Seplat Energy Plc has recorded an 11% surge in total production following its acquisition of Mobil Producing Nigeria Unlimited, now rebranded as Seplat Energy Producing Nigeria Unlimited. This was disclosed in the company’s audited financial results for the year ended December 31, 2024.
According to the report, Seplat’s onshore assets averaged 48,618 barrels of oil equivalent per day (boepd) in 2024, reflecting a 2% rise from 47,758 boepd recorded in 2023. The integration of SEPNU contributed an annualized average of 4,329 kboepd, driving total production to 52,947 boepd.
Following the acquisition, Seplat’s independently audited 2P reserves grew by 85% to 886 million barrels of oil equivalent, up from 478 MMboe in 2023. Additionally, total 2P+2C reserves surged by 125% to 1,217 MMboe, cementing Seplat Energy’s position as a leading player in Nigeria’s energy sector.
Seplat Energy achieved key operational milestones in 2024, including the resumption of 24-hour operations on the Trans Niger Pipeline in the fourth quarter. This development contributed to a 60% year-on-year increase in oil production from OML 53 due to improved export availability.
The company also commissioned the Sapele Integrated Gas Plant in Q4 2024, with commercial gas sales expected to commence in early 2025. Meanwhile, the ANOH gas plant remains on track for third-party dry gas testing in the first half of 2025, while tunneling operations on the OB3 pipeline resumed in Q1 2025.
Seplat Energy’s revenue grew by 5% to $1.116 billion in 2024, up from $1.061 billion in 2023, with SEPNU contributing to the increase. However, cash generated from operations fell by 26% to $384 million due to the timing of liftings, one-off costs associated with the SEPNU acquisition, and working capital adjustments.
The company ended the year with $469.9 million in cash at the bank, excluding $132.2 million in restricted cash. However, net debt rose to $898 million from $306 million in 2023, reflecting the financial impact of the acquisition.
Since the completion of the SEPNU acquisition, the asset has delivered strong production performance, averaging 81.1 kboepd since integration, with a full-year average working interest production of 69.4 kboepd.
For 2025, Seplat Energy has set a production target of 120-140 kboepd, with Seplat Onshore expected to contribute 48-56 kboepd and SEPNU forecasted at 72-84 kboepd. The company’s capital expenditure (capex) guidance ranges between $260 million and $320 million, focusing on 13 new onshore wells and offshore projects, including replacing an inlet gas exchanger on the East Area Project (EAP) NGL project.

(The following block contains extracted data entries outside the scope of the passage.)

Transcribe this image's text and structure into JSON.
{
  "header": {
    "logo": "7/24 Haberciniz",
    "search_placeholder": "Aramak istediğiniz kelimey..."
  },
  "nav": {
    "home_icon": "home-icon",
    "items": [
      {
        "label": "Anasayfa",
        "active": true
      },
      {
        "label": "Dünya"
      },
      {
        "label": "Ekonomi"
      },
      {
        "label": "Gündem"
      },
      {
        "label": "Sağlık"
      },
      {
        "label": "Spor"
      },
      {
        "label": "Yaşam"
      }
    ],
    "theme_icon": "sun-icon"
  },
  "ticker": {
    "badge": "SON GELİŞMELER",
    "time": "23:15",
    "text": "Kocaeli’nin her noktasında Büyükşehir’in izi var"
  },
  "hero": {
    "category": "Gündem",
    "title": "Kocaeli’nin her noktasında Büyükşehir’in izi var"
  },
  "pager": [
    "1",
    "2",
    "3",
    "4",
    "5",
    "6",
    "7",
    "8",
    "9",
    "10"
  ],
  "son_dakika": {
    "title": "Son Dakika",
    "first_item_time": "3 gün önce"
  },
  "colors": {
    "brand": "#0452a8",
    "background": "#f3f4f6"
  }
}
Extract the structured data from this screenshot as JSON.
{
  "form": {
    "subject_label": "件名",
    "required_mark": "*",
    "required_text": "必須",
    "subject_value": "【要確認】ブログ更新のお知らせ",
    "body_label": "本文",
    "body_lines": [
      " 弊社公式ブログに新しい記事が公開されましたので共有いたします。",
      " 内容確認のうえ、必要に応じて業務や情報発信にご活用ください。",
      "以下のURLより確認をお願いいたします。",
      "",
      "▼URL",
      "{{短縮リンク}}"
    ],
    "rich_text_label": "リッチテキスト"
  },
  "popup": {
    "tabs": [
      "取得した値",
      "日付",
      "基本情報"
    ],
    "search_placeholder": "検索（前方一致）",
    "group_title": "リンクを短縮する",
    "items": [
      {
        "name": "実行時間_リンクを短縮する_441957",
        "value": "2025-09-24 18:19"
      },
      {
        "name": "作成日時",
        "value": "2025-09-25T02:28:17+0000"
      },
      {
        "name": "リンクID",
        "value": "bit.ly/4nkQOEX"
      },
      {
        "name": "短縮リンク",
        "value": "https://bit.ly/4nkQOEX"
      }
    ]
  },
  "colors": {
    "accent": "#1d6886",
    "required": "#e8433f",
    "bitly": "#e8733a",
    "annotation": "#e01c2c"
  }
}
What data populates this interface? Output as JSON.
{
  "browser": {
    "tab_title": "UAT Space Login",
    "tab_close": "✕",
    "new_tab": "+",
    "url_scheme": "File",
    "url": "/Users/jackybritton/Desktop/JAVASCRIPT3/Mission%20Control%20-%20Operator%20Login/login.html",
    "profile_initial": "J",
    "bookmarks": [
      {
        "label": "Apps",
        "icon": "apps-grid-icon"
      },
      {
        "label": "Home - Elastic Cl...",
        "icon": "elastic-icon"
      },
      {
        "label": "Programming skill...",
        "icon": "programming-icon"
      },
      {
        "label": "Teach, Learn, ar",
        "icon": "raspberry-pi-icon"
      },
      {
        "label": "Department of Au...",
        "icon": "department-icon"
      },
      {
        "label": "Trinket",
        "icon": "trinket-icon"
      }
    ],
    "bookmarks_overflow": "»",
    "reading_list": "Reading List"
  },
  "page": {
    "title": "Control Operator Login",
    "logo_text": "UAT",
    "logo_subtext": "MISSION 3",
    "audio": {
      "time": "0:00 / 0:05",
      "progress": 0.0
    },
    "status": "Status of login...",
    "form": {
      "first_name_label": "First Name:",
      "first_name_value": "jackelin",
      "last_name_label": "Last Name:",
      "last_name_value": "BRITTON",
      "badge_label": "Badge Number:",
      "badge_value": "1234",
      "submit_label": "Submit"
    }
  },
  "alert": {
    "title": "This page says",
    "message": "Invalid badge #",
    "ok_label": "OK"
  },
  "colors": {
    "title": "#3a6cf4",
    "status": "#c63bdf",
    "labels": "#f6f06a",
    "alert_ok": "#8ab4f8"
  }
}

Unit operating costs are projected to rise slightly to $14.0-15.0 per barrel of oil equivalent (boe) in 2025, as Seplat prioritizes maintenance and integrity activities at SEPNU. The company also plans to reopen shut-in wells and accelerate an infill drilling campaign to sustain long-term production growth.
Seplat Energy’s Chief Executive Officer, Roger Brown, described 2024 as a transformational year for the company, highlighting the strategic importance of the SEPNU acquisition.
“In addition to delivering key growth projects in our existing onshore business, we closed out 2024 by completing the acquisition of SEPNU, the largest in the company’s history, which adds significant scale and attractive low-cost growth potential,” Brown stated.
He further emphasized Seplat’s focus on reopening shut-in wells at SEPNU, executing a full drilling campaign for onshore assets, and achieving first gas production at ANOH. Additionally, the company plans to advance subsurface work and contracting for an infill drilling campaign at SEPNU to drive long-term growth.